In the screening funnel’s first stage, the researchers tested the effects of 10,779 compounds on cells with the specially tagged mutated GCase. They assessed each of the compounds at seven different doses. After the initial screening and a follow-up test, 140 of the compounds were judged to be potential hits. Two EET compounds known to work on faulty GCase also cleared the first stage as potential therapies. Their effectiveness showed that the cells with specially tagged mutated GCase mimicked how real cells with faulty GCase work.
In the second stage, the research team created two more high-throughput tests using the cells with faulty GCase to assess some of the successful compounds from the first stage. One test visualized how well GCase was shepherded to the lysosome. The second test gauged GCase levels in the lysosome.
The screening funnel’s third stage paired some of the most promising proteostasis regulators from the first two stages with an effective pharmacological chaperone.

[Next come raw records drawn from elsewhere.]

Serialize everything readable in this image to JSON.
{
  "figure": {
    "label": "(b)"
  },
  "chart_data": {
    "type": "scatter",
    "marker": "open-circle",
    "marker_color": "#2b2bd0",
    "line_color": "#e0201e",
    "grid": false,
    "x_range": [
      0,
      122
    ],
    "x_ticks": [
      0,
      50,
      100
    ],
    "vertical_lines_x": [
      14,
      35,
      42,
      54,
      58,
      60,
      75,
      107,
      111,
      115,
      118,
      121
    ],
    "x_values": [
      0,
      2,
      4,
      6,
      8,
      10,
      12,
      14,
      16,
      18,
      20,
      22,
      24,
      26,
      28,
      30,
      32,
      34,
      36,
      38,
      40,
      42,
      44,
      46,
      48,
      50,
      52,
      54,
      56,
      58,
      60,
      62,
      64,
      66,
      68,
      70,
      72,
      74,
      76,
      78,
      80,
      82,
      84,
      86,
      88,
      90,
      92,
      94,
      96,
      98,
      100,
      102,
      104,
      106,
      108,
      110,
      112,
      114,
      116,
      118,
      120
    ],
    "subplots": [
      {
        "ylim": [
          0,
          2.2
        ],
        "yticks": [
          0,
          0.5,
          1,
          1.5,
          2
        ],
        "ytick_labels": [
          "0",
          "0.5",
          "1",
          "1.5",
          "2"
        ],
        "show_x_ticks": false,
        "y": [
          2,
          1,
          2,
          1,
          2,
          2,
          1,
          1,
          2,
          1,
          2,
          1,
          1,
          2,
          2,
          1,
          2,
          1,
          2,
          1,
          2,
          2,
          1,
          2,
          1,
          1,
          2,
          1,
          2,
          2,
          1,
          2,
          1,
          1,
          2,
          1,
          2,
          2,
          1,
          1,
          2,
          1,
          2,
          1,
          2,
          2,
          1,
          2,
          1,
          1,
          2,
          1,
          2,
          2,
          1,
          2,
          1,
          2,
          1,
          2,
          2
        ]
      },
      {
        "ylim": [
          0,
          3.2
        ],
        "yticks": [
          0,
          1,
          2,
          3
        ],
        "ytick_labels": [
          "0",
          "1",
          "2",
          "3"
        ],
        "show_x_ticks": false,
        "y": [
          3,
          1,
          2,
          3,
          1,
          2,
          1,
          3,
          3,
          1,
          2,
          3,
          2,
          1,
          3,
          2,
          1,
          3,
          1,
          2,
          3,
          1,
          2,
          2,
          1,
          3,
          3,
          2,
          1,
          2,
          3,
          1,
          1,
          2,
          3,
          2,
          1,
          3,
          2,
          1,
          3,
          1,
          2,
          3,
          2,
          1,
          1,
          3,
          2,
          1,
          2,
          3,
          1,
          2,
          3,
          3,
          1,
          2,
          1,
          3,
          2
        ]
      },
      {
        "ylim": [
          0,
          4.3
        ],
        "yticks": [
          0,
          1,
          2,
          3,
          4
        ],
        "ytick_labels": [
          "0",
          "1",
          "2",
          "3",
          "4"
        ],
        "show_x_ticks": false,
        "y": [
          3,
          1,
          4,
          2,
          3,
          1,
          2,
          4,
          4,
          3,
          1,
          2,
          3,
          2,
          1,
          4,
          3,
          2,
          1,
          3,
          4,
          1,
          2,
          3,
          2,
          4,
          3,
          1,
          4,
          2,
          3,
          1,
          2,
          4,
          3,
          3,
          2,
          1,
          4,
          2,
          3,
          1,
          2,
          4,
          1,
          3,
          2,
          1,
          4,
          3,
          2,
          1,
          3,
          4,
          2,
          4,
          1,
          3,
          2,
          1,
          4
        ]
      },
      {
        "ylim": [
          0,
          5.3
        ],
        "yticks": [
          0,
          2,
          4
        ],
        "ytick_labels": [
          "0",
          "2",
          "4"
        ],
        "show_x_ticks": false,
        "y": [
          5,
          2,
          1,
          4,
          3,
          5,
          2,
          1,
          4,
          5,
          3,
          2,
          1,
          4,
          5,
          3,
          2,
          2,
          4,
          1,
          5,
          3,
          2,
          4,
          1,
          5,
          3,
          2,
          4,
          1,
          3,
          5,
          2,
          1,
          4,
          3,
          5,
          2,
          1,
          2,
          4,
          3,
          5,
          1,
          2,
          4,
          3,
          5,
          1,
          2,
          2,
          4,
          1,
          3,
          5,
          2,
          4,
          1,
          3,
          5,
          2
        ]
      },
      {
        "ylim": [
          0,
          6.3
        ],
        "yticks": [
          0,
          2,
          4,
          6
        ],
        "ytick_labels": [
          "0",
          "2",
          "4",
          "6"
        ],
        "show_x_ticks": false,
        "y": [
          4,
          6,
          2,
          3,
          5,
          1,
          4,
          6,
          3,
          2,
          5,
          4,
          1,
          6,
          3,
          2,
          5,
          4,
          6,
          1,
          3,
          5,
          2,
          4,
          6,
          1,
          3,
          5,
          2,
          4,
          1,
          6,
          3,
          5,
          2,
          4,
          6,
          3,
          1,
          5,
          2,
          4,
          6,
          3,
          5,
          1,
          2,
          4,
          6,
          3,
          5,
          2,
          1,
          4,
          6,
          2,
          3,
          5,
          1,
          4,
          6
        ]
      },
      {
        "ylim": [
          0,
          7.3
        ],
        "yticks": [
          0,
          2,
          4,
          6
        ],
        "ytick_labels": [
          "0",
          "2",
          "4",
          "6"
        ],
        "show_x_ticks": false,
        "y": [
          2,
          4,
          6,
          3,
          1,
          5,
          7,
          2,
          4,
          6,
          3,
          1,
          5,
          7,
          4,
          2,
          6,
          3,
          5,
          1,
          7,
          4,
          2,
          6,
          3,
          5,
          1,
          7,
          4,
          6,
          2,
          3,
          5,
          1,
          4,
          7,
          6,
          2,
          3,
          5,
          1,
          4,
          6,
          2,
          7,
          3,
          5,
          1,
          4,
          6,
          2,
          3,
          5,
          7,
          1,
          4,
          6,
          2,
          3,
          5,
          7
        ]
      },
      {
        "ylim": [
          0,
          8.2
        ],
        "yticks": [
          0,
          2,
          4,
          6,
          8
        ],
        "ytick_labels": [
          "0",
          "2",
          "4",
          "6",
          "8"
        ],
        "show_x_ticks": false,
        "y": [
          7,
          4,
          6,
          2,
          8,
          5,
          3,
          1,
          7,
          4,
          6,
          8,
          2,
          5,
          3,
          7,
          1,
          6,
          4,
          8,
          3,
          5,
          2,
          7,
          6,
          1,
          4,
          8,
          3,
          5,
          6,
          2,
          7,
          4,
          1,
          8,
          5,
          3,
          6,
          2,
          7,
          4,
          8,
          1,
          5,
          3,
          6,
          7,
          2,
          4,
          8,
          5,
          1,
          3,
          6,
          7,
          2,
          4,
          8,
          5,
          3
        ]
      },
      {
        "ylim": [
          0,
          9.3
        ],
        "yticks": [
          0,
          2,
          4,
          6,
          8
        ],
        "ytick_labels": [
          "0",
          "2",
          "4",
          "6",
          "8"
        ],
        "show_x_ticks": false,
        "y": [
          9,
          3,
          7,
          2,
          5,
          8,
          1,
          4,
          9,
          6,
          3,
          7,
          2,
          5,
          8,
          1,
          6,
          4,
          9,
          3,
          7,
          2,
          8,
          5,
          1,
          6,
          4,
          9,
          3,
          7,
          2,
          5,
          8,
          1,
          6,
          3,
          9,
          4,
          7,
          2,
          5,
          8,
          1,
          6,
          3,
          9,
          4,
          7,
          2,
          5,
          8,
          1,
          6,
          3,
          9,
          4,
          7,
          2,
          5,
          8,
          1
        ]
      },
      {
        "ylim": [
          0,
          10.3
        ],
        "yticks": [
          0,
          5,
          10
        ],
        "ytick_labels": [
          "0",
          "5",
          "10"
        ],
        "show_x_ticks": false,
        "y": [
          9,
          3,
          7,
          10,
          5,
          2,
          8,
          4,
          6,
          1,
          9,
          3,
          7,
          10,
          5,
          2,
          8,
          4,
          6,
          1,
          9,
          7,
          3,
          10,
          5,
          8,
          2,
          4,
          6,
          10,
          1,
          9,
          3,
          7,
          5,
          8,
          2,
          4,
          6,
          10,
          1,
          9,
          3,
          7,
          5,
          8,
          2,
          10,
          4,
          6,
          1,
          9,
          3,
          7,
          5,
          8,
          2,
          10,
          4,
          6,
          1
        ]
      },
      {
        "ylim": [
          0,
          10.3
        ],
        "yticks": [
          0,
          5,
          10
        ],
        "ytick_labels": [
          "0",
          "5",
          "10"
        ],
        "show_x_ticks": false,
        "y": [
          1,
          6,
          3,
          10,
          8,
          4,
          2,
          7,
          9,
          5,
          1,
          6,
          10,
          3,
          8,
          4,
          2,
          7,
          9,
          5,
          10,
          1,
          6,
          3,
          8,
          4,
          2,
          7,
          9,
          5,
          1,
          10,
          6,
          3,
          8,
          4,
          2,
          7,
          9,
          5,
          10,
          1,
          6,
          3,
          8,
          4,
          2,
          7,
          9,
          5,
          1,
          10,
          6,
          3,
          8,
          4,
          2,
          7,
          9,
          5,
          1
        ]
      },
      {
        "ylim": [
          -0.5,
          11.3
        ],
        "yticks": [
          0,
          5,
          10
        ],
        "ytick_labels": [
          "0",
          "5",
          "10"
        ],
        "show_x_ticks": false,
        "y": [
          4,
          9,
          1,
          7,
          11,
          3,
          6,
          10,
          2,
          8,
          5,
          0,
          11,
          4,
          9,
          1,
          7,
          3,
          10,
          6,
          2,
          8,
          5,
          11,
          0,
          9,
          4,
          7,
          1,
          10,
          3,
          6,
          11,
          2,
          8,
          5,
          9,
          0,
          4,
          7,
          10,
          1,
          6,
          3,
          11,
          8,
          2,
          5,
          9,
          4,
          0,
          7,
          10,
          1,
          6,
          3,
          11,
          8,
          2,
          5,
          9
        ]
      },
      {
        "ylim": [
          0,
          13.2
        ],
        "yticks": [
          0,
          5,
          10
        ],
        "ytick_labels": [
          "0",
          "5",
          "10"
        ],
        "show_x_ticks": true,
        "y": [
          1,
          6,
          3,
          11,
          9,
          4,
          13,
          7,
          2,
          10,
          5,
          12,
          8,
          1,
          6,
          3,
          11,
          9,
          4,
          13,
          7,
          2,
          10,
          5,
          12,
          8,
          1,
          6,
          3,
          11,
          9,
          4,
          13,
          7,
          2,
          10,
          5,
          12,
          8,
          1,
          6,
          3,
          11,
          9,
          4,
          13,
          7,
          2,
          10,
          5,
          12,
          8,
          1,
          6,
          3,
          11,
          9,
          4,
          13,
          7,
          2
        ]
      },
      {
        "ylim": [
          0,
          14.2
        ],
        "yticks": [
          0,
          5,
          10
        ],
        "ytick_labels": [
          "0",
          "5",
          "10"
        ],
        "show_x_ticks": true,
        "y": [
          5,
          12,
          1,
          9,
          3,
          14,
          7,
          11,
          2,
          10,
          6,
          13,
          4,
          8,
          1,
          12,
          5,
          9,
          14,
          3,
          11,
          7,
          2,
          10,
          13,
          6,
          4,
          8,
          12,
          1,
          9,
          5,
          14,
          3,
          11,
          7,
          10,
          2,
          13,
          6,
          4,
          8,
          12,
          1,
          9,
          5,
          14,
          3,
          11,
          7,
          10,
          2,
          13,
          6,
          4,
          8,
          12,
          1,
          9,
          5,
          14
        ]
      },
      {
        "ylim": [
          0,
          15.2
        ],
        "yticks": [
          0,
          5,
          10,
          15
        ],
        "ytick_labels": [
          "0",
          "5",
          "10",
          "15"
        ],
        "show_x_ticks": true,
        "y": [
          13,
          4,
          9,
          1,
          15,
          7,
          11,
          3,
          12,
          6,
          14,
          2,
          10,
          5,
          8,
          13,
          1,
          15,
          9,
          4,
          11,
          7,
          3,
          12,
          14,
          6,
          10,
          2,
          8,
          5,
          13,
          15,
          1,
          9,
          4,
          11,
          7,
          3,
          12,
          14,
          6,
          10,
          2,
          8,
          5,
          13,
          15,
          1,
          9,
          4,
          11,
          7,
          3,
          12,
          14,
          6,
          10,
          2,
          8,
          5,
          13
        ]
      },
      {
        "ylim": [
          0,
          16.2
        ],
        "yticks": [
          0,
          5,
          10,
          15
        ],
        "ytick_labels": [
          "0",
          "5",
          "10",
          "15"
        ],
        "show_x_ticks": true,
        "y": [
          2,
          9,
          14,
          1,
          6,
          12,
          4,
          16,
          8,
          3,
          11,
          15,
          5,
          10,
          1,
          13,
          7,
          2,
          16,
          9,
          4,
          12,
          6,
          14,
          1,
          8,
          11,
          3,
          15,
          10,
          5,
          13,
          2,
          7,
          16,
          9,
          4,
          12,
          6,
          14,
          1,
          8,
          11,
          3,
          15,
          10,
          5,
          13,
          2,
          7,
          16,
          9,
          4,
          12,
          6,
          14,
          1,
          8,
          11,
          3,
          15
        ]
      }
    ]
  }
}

The team found a regulator–chaperone combination that completely reversed lipid buildup in the lysosomes of cells with faulty GCase.
A Promising Model for Many Lysosomal Storage Disorders
Since designing their three-step process, the research team has gained a better understanding of how and where its promising chaperone molecules bind to GCase. That knowledge has helped narrow subsequent searches to compounds targeting that binding site.
“This study demonstrates how the focus on a rare disorder like Gaucher disease can lead to insights and therapeutic strategies relevant for far more common disorders like Parkinson’s, a neurodegenerative disease afflicting millions of individuals worldwide,” said Ellen Sidransky, M.D., a co-corresponding author on the study and branch chief at NHGRI. “Our progress would not have been possible without the critical tools and expertise NCATS, NHGRI, SFU, and Roche each brought to this collaboration. It is truly a team effort.”
Sidransky has spent decades investigating Gaucher disease. She won the 2024 Breakthrough Prize in Life Sciences for discovering that mistakes in GBA1, the Gaucher gene, are the most common known genetic risk factor for developing Parkinson’s disease.
The study’s three-stage screening approach can be used for conditions beyond Gaucher and Parkinson’s diseases.
“Theoretically, any lysosomal storage disorder caused by a misfolded protein could be targeted using the approaches that we describe,” said study co-author Williams, a postdoctoral fellow in the NCATS Division of Preclinical Innovation.